Eurogruppen-Chef Dijsselbloem hat bereits deutlich gemacht, dass eine Auszahlung der vollen Summe von 7,2 Milliarden Euro vor dem 30. Juni "undenkbar" ist. Im Gespräch ist eine Verlängerung bis Ende November. Scheitern die Verhandlungen mit Griechenland, könnte die Eurogruppe erörtern, wie sich der Rest der Währungsunion auf einen Finanzkollaps in Athen vorbereiten soll.

Wenn es eine Einigung gibt, dürfte es am Wochenende in Griechenland zwischen den Parteien in Griechenland Diskussionen geben, ob die Auflagen der Geldgeber akzeptabel sind. Bei einer Sondersitzung könnte das Parlament in Athen über den Deal abstimmen. Wie lange das Parlament zur Vorbereitung benötigt, hängt davon ab, in welcher Rechtsform eine Einigung den Abgeordneten vorgelegt wird. So bräuchte ein Rechtsakt nur einen Tag, bei einer Art Notstandsgesetz wären es schon zwei bis drei Tage und beim Befolgen des gängigen Gesetzgebungsverfahrens fünf Tage.

Kommt keine Vereinbarung zustande, würde es am Wochenende womöglich ein weiteres Krisentreffen auf europäischer Ebene geben, um entweder einen Deal in letzter Minute zu erreichen oder über alternative Maßnahmen zu beraten. Offen ist in diesem Negativ-Szenario, wie lange die EZB den Geldhahn für griechische Banken offen lässt.

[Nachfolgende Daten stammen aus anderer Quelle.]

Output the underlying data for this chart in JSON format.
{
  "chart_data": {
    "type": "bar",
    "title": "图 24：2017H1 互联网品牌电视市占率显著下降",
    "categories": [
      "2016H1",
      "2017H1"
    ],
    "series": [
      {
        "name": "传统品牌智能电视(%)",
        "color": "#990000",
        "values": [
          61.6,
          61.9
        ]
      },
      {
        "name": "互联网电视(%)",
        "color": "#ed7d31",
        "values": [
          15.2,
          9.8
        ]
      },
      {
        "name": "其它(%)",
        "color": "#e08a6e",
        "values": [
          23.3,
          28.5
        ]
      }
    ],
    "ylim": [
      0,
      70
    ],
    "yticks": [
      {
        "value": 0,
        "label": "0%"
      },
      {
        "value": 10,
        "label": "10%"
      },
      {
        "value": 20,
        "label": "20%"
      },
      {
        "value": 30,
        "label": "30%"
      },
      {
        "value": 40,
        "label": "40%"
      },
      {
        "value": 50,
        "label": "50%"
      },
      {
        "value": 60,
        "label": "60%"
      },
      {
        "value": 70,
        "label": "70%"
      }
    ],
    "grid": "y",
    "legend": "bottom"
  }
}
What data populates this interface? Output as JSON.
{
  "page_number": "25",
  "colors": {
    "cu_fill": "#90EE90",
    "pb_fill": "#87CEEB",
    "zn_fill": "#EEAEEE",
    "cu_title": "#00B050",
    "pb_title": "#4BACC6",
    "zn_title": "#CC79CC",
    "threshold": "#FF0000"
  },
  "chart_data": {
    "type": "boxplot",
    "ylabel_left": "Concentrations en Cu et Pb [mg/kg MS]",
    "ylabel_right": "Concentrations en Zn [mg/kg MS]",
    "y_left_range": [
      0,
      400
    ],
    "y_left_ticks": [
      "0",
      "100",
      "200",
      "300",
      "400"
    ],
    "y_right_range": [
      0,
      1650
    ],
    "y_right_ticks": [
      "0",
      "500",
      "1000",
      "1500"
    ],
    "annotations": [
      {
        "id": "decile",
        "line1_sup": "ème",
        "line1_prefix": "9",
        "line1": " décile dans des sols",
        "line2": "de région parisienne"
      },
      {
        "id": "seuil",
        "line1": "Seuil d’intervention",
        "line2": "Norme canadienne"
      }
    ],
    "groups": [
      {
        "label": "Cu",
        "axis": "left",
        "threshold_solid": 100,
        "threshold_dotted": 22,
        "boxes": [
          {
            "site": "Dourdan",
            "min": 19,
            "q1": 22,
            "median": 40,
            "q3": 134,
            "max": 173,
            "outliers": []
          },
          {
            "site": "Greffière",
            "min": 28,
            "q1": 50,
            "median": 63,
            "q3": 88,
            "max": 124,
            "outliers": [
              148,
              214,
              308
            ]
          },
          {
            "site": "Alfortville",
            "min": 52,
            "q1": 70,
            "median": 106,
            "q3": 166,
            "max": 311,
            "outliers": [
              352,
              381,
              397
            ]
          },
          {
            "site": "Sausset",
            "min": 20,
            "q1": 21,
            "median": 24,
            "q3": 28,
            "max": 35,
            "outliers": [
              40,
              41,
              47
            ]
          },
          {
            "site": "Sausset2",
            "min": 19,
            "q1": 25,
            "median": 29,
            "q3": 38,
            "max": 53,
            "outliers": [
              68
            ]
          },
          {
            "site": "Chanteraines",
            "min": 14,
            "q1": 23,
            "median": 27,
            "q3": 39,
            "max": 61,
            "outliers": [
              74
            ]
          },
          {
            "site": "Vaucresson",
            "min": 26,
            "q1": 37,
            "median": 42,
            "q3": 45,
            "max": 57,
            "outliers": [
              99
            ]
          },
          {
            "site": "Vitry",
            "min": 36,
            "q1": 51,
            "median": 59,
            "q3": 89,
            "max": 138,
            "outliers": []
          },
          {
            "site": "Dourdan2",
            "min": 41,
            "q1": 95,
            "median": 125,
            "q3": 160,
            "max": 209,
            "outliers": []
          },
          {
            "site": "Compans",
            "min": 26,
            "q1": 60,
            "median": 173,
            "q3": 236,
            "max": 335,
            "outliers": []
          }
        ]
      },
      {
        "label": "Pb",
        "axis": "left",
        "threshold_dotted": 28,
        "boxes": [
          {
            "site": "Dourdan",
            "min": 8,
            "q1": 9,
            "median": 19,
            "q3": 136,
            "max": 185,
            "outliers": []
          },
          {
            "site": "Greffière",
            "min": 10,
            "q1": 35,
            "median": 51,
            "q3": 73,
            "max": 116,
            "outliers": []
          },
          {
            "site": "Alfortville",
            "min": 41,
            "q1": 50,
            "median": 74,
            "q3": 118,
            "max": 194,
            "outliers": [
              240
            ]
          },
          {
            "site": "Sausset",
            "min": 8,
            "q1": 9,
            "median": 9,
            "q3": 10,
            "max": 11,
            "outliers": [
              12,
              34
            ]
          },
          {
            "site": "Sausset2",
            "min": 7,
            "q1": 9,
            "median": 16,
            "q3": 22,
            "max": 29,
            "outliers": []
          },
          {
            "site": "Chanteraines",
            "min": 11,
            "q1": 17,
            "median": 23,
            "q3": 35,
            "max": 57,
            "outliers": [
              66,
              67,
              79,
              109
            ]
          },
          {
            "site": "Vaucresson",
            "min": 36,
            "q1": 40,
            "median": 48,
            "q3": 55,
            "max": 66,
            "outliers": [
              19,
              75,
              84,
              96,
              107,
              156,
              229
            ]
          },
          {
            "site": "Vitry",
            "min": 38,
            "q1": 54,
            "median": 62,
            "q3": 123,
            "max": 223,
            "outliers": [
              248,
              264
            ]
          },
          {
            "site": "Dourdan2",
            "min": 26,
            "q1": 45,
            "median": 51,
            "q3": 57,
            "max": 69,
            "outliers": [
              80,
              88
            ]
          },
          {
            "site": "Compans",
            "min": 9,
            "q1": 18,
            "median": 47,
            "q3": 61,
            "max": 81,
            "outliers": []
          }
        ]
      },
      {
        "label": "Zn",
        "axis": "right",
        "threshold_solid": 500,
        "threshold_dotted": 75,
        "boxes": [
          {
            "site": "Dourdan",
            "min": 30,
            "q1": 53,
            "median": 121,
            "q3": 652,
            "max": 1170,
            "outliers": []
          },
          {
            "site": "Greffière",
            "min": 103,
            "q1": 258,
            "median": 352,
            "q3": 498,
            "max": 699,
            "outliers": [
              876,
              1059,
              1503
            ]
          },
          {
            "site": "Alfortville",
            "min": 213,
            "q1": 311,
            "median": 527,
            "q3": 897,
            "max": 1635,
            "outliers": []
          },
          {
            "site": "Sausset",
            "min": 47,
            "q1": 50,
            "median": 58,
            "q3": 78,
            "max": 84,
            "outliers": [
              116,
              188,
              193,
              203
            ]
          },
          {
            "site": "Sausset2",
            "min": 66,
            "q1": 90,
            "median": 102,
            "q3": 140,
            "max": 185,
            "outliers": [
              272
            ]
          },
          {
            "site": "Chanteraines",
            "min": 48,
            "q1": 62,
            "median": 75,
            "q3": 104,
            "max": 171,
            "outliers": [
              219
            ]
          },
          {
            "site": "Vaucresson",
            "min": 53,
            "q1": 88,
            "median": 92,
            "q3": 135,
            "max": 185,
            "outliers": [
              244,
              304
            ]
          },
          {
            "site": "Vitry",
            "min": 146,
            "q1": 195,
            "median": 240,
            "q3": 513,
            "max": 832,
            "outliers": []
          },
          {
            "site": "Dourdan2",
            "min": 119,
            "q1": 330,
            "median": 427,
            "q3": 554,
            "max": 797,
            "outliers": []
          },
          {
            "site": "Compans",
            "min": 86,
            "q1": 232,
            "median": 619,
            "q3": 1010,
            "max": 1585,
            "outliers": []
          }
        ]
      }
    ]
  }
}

Am Montag könnten sich der Haushaltsausschuss des Bundestags sowie die Fraktionen treffen, um über die Vereinbarung mit Griechenland zu beraten.

Am Dienstag endet das aktuelle Kreditprogramm für Griechenland. Zugleich muss die griechische Regierung 1,6 Milliarden Euro an den IWF zurückzahlen. Der Dienstag ist der wahrscheinlichste Termin für eine Sondersitzung des Deutschen Bundestages.

Am 20. Juli muss Griechenland rund 3,6 Milliarden Euro an die EZB zurückzahlen. Experten zufolge müsste die EZB spätestens dann ihre laufenden ELA-Liquiditätshilfen stoppen, wenn die griechische Regierung nicht zahlen sollte. Sollte also zuvor keine Vereinbarung mit den internationalen Gläubigern zustande kommen und Griechenland von externen Finanzhilfen abgeschnitten sein, wäre dies wahrscheinlich der Tag, an dem das Euro-Land in die Pleite rutscht.